Mi, 22. November 2017

Polizei ermittelt

11.10.2017 06:40

Sabotage auf Baustelle: Täter wollte Kran umwerfen

Mit bösartigen und gemeingefährlichen Sabotageakten sehen sich die Patscherkofelbahnen in Innsbruck konfrontiert: Ein bislang Unbekannter versuchte bei der Mittelstation einen Baukran umzuwerfen, was ihm fast gelungen wäre. Nun wurde ein Versorgungskabel für die Bergstation zerstört. Die Polizei ermittelt.

Mit Hochdruck wird an der neuen Patscherkofelbahn gearbeitet: 55 Firmen und rund 160 Mitarbeiter sind fast permanent im Einsatz. "Damit wir den Eröffnungstermin 15. Dezember einhalten können, muss nun alles glattgehen", berichtet Geschäftsführer Thomas Scheiber. "Es darf keine Lieferschwierigkeiten geben, keine zusätzlichen Behördenauflagen, keinen frühen Schnee." Und wohl auch keine Sabotageakte!
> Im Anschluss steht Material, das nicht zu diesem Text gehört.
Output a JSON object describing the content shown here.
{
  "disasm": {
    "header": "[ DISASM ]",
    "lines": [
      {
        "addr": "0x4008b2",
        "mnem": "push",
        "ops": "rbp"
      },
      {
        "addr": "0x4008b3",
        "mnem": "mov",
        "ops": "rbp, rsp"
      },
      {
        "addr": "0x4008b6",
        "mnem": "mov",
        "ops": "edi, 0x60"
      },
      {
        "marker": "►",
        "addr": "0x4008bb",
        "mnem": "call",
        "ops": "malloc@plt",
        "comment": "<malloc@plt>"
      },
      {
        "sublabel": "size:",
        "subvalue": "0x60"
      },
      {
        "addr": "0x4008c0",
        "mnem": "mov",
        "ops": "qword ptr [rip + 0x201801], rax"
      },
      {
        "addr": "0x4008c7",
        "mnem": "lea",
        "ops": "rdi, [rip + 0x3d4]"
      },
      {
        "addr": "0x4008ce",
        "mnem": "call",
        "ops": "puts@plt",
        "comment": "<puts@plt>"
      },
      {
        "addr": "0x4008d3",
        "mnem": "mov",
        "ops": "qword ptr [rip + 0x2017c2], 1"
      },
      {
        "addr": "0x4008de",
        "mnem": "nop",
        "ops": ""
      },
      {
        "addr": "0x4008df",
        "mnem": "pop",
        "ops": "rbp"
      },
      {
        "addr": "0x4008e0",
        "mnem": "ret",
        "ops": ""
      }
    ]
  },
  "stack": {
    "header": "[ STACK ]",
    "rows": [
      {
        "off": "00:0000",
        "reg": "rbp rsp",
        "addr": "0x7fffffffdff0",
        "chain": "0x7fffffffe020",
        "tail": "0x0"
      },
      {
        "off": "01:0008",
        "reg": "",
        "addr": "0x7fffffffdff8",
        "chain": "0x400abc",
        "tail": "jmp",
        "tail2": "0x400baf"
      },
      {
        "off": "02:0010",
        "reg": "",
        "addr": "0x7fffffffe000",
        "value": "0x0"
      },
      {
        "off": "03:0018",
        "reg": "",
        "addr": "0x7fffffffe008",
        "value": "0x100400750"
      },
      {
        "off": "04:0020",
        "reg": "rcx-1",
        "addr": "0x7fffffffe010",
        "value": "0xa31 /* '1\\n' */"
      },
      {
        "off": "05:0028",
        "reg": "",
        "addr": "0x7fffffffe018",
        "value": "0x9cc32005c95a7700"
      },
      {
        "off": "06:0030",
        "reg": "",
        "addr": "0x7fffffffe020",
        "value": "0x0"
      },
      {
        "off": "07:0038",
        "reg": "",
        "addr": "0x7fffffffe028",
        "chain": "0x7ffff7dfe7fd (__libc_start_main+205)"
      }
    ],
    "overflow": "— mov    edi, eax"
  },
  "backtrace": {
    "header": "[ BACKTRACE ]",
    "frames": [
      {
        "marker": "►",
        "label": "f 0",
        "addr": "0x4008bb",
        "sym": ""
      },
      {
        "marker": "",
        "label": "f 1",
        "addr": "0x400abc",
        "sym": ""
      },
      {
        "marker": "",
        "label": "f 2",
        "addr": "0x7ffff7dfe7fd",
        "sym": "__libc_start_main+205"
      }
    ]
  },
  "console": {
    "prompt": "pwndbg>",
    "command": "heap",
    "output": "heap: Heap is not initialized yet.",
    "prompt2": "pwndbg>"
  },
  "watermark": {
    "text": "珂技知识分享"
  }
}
"Nicht auszudenken, was passieren hätte können"
Zwei sind bereits polizeianhängig. Offenkundig nimmt der Täter auch in Kauf, dass Menschen zu Schaden kommen: Auf der Mittelstation versuchte ein Täter Ende Juni, durch Drehen an den Standfüßen einen Baukran umzukippen. "Er kam auch relativ weit, der Kran stand schon ganz schief, als wir morgens die Tat entdeckten", weiß Scheiber: "Nicht auszudenken, was passieren hätte können, wenn er tatsächlich umgestürzt wäre." Ermittlungsergebnisse gibt es bis dato keine. Am Kofel existieren zwar Videokameras, allerdings dokumentieren diese nur den Baufortschritt. Dennoch sollen auf Bildern Schatten eines Motorrads zu erkennen sein.

Täter verfügt über "technisches Verständnis und Ortskundigkeit"
Der zweite Vorfall am Kofel ereignete sich erst vor wenigen Tagen: Ein Lichtwellenleiter-Kabel von der Mittel- zur Bergstation wurde mit einem Messer durchtrennt, der Schaden beträgt mehrere Tausend Euro. "In beiden Fällen ist technisches Verständnis und auch Ortskundigkeit nötig", erklärt Scheiber.